Dès les années 1820, apparaissent les premières lignes de chemin de fer en Grande-Bretagne, nées des besoins de l’exploitation minière. La Belgique est la première à emboîter le pas et en 1835, Léopold Ier inaugure une ligne ferroviaire reliant Bruxelles à Malines.

Le train modifie la société en profondeur. Il bouleverse le rapport au temps et à l’espace. Partout il tisse sa toile : au sein des villes, où les gares, ponts de métal ou voies ferrées mordent toujours plus sur le tissu urbain ; mais aussi dans les campagnes où le train fait intrusion, déchirant le paysage. Il devient aussi un outil du tourisme naissant, promu à grand renfort d’affiches et décliné en trois classes, que des dessinateurs, tel Daumier, se régalent à observer.

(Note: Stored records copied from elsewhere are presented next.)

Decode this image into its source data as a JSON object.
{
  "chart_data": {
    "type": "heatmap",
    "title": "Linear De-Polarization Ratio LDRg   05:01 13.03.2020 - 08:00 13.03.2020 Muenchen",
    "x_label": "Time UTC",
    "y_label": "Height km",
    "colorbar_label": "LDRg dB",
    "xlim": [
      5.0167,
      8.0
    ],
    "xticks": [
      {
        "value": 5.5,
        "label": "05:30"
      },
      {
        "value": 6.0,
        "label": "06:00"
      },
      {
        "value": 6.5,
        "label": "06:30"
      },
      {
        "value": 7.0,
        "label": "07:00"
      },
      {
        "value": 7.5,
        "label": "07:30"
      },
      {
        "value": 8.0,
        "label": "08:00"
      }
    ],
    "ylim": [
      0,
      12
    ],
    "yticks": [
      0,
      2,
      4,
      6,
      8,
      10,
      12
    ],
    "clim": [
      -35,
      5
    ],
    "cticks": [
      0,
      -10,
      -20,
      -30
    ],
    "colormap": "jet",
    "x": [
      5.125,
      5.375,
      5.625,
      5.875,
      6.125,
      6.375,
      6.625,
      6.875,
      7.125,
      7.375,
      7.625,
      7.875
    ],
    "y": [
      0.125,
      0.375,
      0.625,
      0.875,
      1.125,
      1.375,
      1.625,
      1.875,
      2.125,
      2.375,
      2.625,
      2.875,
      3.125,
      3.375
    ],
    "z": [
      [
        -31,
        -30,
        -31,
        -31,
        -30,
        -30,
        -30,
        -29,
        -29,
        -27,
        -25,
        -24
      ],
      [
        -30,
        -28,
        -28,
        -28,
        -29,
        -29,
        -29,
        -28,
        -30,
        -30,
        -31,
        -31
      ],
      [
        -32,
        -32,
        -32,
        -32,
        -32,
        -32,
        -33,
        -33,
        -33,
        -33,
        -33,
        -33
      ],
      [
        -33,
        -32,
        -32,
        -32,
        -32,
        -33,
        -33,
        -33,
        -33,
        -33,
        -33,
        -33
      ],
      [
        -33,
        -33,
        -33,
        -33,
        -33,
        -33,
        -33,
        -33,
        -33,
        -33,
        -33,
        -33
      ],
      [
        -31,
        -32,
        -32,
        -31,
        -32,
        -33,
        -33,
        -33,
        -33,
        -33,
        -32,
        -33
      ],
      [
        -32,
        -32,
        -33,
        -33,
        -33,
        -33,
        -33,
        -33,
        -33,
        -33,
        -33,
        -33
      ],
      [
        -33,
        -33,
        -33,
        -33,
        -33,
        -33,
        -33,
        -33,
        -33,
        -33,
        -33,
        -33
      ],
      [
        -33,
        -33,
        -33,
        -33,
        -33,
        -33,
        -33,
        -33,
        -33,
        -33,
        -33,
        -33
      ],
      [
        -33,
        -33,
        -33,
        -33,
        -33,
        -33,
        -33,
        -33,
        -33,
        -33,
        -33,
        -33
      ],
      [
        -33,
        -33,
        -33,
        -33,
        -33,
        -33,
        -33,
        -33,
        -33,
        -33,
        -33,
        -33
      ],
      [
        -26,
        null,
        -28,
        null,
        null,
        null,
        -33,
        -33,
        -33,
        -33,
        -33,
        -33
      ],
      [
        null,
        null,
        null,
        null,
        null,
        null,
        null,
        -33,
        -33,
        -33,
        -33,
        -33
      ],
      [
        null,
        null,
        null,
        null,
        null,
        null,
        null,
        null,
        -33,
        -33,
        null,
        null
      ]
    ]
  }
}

A la fin du XIXe, les impressionnistes s’emparent de sujets modernes, dont celui du chemin de fer. Nuages de vapeur, mouvement des trains, lumières changeantes de la gare et de ses alentours sont autant d’aspects que Monet, Caillebotte, De Nittis ou Ottmann s’efforcent de restituer. A la même époque, les frères Lumière réalisent L’arrivée d’un train en gare de la Ciotat. Cinéma et photographie feront eux aussi la part belle à l’univers ferroviaire.

C’est également la société moderne— sa vitesse, sa violence et les sensations qu’elle génère – qui intéresse les futuristes comme Severini, Baldessari ou Sant’Elia. Boccioni sera quant à lui l’un des premiers à s’intéresser aux aspects psychologiques du voyage.

Les surréalistes adoptent le point de vue du voyageur : les aspects psychologiques prennent le pas sur l’attrait de la modernité. Freud et ses recherches sur le train et ses effets sur les passagers nourrissent leur travail. Max Ernst s’intéresse au microcosme du compartiment, Blaise Cendrars associe voyage et processus introspectif. De Chirico, Delvaux ou Magritte génèrent des images de réalités alternatives, peuplées de mouvements immobiles, de trains hors du temps, habitant un monde étrange, voire inquiétant.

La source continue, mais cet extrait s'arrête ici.